Hidden Isaiah Zagar mural found during Jim’s Steaks renovation
The mural, an early example of noted artist Isaiah Zagar's work, was covered up more than 30 years ago. It likely dates back to the mid-1970s,
Isaiah Zagar’s mosaic artwork is Philadelphia — quirky, spontaneous, bold, eclectic — brightening hundreds of drab exterior walls with glittering abstracts of glass, mirrors, tiles, and found objects.
Many are on private property, so when walls come down, alas, so do the murals.
Which brings us to an early Zagar installation, created five decades ago. Sheathed behind drywall in the late 1980s, it was exposed during renovations at Jim’s Steaks following a summer 2022 fire.
When Jim’s Steaks at Fourth and South Streets reopens May 1, the mosaic will be part of an upstairs dining room.
The tale of the lost Zagar mosaic
Zagar and his wife, Julia, opened Eye’s Gallery, which specialized in Latin folk art, at 402 South St. in 1968. Zagar, newly into mosaics, festooned the store’s walls and ceilings with them. Eight years later, Abner and Joan Silver opened Jim’s Steaks next door, and the businesses coexisted side by side, two key players on the bustling South Street strip. (Zagar used to point out that he was a vegetarian.)
On the morning of July 29, 2022, a fire inside the electrical box in Jim’s basement destroyed the restaurant, while smoke and water flooded Eye’s. Technicians with the nearby Philadelphia’s Magic Gardens, which displays Zagar’s largest work, removed or restored what they could of the mosaics, and the Zagars agreed to sell their building to the Silver family to expand the restaurant.
The Zagars leased space for Eye’s on the next block and promised to allow Ken Silver, who took over the restaurant from his parents, to restore any mosaics that could not be removed.

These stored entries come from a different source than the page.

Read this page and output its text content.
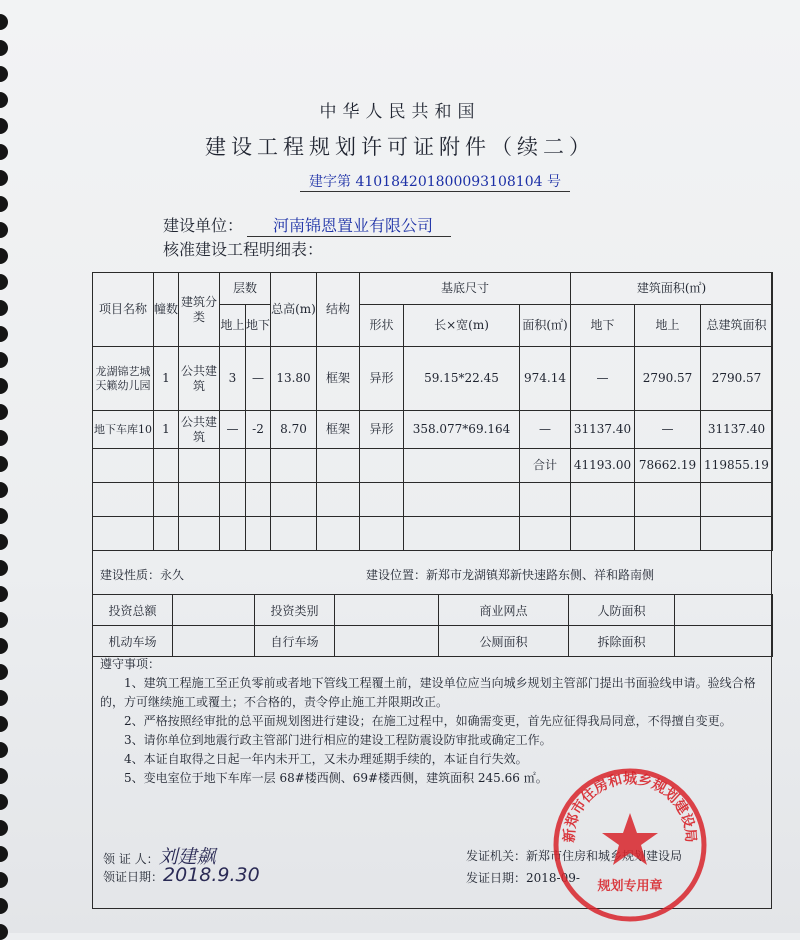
中华人民共和国
建设工程规划许可证附件（续二）
建字第 410184201800093108104 号
建设单位： 河南锦恩置业有限公司
核准建设工程明细表：
项目名称	幢数	建筑分类	层数		总高(m)	结构	基底尺寸			建筑面积(㎡)		
			地上	地下			形状	长×宽(m)	面积(㎡)	地下	地上	总建筑面积
龙湖锦艺城天籁幼儿园	1	公共建筑	3	—	13.80	框架	异形	59.15*22.45	974.14	—	2790.57	2790.57
地下车库10	1	公共建筑	—	-2	8.70	框架	异形	358.077*69.164	—	31137.40	—	31137.40
									合计	41193.00	78662.19	119855.19

建设性质：永久	建设位置：新郑市龙湖镇郑新快速路东侧、祥和路南侧
投资总额		投资类别		商业网点	人防面积	
机动车场		自行车场		公厕面积	拆除面积	

遵守事项：

1、建筑工程施工至正负零前或者地下管线工程覆土前，建设单位应当向城乡规划主管部门提出书面验线申请。验线合格的，方可继续施工或覆土；不合格的，责令停止施工并限期改正。

2、严格按照经审批的总平面规划图进行建设；在施工过程中，如确需变更，首先应征得我局同意，不得擅自变更。

3、请你单位到地震行政主管部门进行相应的建设工程防震设防审批或确定工作。

4、本证自取得之日起一年内未开工，又未办理延期手续的，本证自行失效。

5、变电室位于地下车库一层 68#楼西侧、69#楼西侧，建筑面积 245.66 ㎡。

领 证 人：刘建飙
领证日期：2018.9.30
发证机关：新郑市住房和城乡规划建设局
发证日期：2018-09-
新郑市住房和城乡规划建设局
规划专用章
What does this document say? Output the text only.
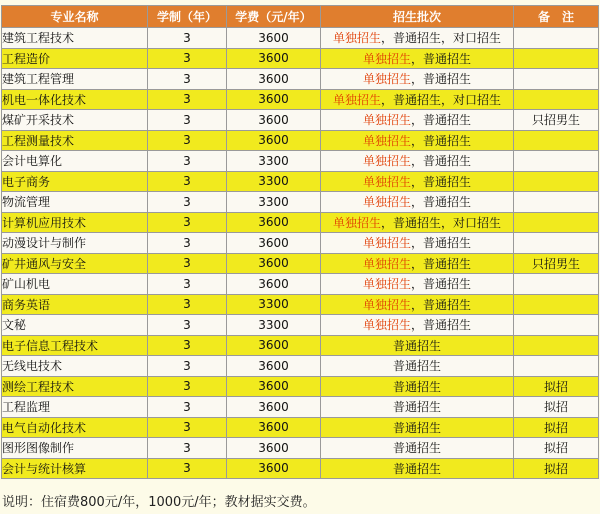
专业名称	学制（年）	学费（元/年）	招生批次	备　注
建筑工程技术	3	3600	单独招生，普通招生，对口招生	
工程造价	3	3600	单独招生，普通招生	
建筑工程管理	3	3600	单独招生，普通招生	
机电一体化技术	3	3600	单独招生，普通招生，对口招生	
煤矿开采技术	3	3600	单独招生，普通招生	只招男生
工程测量技术	3	3600	单独招生，普通招生	
会计电算化	3	3300	单独招生，普通招生	
电子商务	3	3300	单独招生，普通招生	
物流管理	3	3300	单独招生，普通招生	
计算机应用技术	3	3600	单独招生，普通招生，对口招生	
动漫设计与制作	3	3600	单独招生，普通招生	
矿井通风与安全	3	3600	单独招生，普通招生	只招男生
矿山机电	3	3600	单独招生，普通招生	
商务英语	3	3300	单独招生，普通招生	
文秘	3	3300	单独招生，普通招生	
电子信息工程技术	3	3600	普通招生	
无线电技术	3	3600	普通招生	
测绘工程技术	3	3600	普通招生	拟招
工程监理	3	3600	普通招生	拟招
电气自动化技术	3	3600	普通招生	拟招
图形图像制作	3	3600	普通招生	拟招
会计与统计核算	3	3600	普通招生	拟招
说明：住宿费800元/年，1000元/年；教材据实交费。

Early last year as workers linked the buildings, Emily Smith, the Magic Gardens’ executive director, and Stacey Holder, its preservation and facilities manager, were on the second floor. “We had remembered some of Isaiah’s photographs that we had come across, and they showed mosaics in an outdoor vestibule area,” Holder said.
The area, which Silver had earmarked as a semiprivate dining room, was covered with water-damaged drywall, which Holder estimated had been installed in the late 1980s. When a worker cut a hole in the drywall, the mural could be seen. Holder believed that it dated from the mid-1970s.
Magic Gardens is restoring that work and is replacing mosaics on the ceiling. Zagar, 85, will create a new mosaic to fill an empty part of the wall, Smith said. (Zagar was not available to comment this week.)
Holder said the older mural represented a different style — “very abstract” — and showed signs of weathering because it had been outside.
How many galleries encourage patrons to peruse the art while eating a cheesesteak and drinking a soda?
“This could only happen in Philly,” Smith said.